Ils impliquent la présence d’un matériau, sur lequel je peux agir. Ces axes diffèrent d’une personne à l’autre : pour l’explorateur polaire, la glace est quelque chose qui vit, qui respire et qui parle, et pour un amateur de musique, c’est un rythme de guitare qui lui donnera se sentiment.

 

 

Conclusion : 

Les facteurs de résonance sont nombreux, mais ce qui est sur, c’est que la concurrence et l’accélération, parce qu’elles sont anxiogènes, sont des facteurs destructeurs de résonance :

quand nous sommes en concurrence avec des personnes, il est impossible de former le moindre axe de résonance avec elles. De même, l’accélération est l’ennemi de la résonance : élaborer et entretenir des axes de résonance demandent du temps, de l’écoute, de la sensibilité, de l’ouverture. C’est ce qu’exprimait déjà Marx avec le concept d’aliénation, ou encore Weber avec l’idée de dés-enchantement : ” Si nous sonorisons les ascenseurs ou les supermarchés avec de la musique d’ambiance, c’est pour nous donner le sentiment que le monde chante encore, qu’il n’est pas devenu froid et muet… Si nous portons des écouteurs, c’est parce que nous ne croyons plus le monde réel porteur de qualités de résonance.

 Si nous comptons nos amis sur Facebook ou nos suiveurs sur twitter, si nous attendons avec impatience les commentaires, les “j’aime” des réseaux sociaux”, c’est parce qu’ils nous signalent encore à tous une certaine résonance du monde : le monde nous considère comme vrai, il nous répond, nous lui sommes reliés. C’est aussi la raison pour laquelle le signal acoustique ou la vibration qui accompagnent un appel ou une nouvelle demande de contact, non seulement ne nous laissent pas froids, mais pénètrent notre système nerveux jusque dans ses tréfonds. Ce sont des signaux de notre résonance au monde. Celle qui nourrit les bonnes vibrations qui nous font aimer la vie.

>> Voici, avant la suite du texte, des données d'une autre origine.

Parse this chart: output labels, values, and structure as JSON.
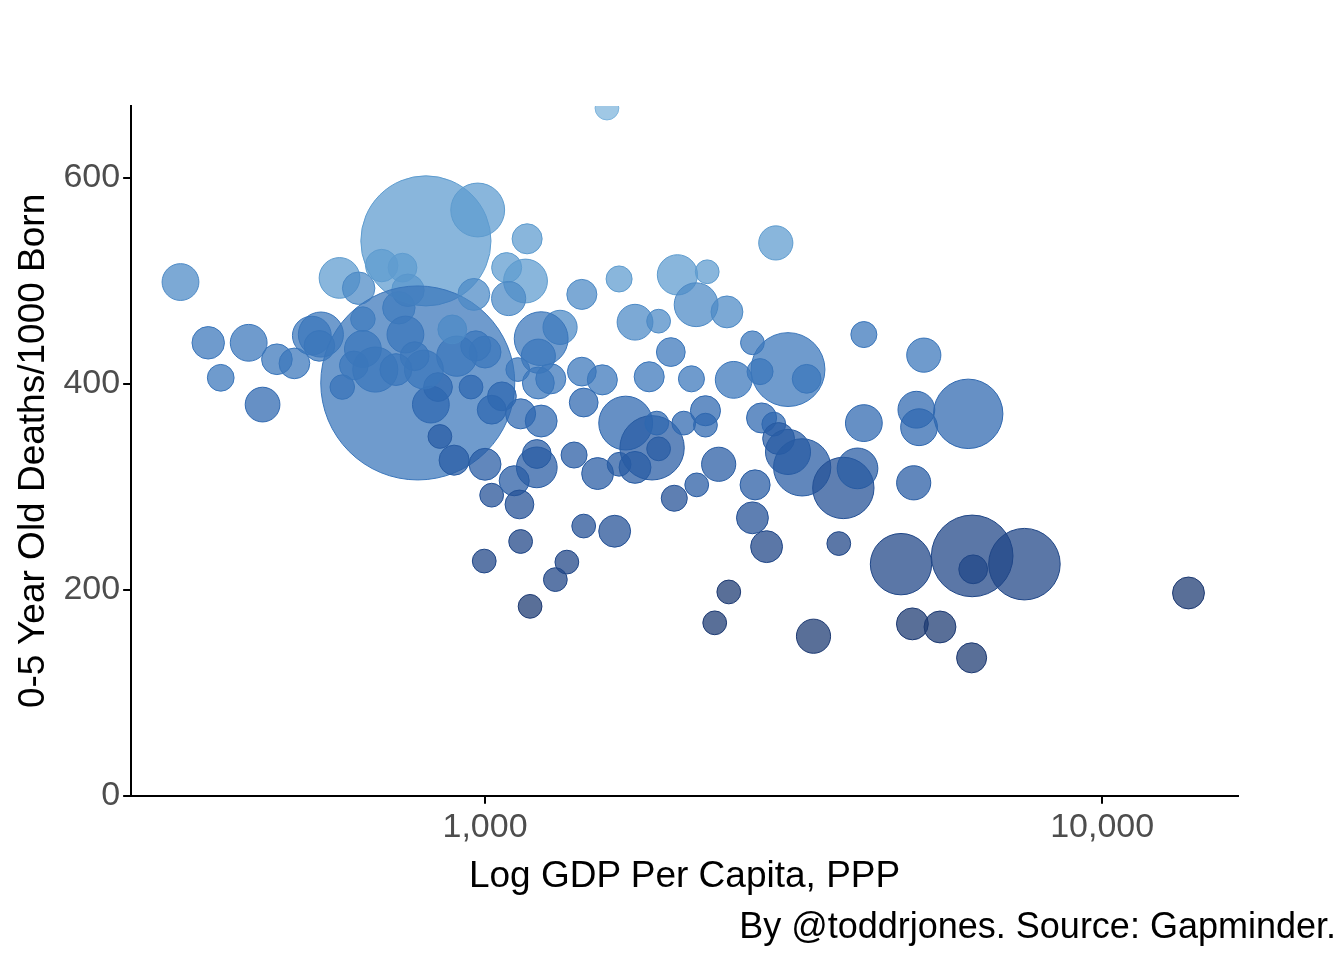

Ce qui donne de l’espoir, c’est le soubassement anthropologique selon lequel l’homme est par nature un être de résonance. Peu importe la société dans laquelle il vit. Il suffit de regarder les nourrissons qui ne sont ni des êtres de langage ni de raison, en revanche ils cherchent constamment à entrer en résonance avec les personnes et les objets qui les entourent. Il y a toujours deux aspects dans nos relations, un aspect utilitaire et un aspect possiblement résonant. Cette double dimension se retrouve à tous les niveaux de notre vie, quand on se déplace dans une ville, c’est pour rejoindre un endroit mais il y a toujours la possibilité d’une rencontre, d’un ciel qui nous touche… Ces espaces de résonance peuvent se retrouver à l’école, dans la relation entre enseignants et élèves, à l’hôpital entre soignants et patients, évidemment leurs rapports sont conditionnés par des logiques d’efficacité mais à partir du moment où des personnes entrent en contact, l’expérience de la résonance est possible. 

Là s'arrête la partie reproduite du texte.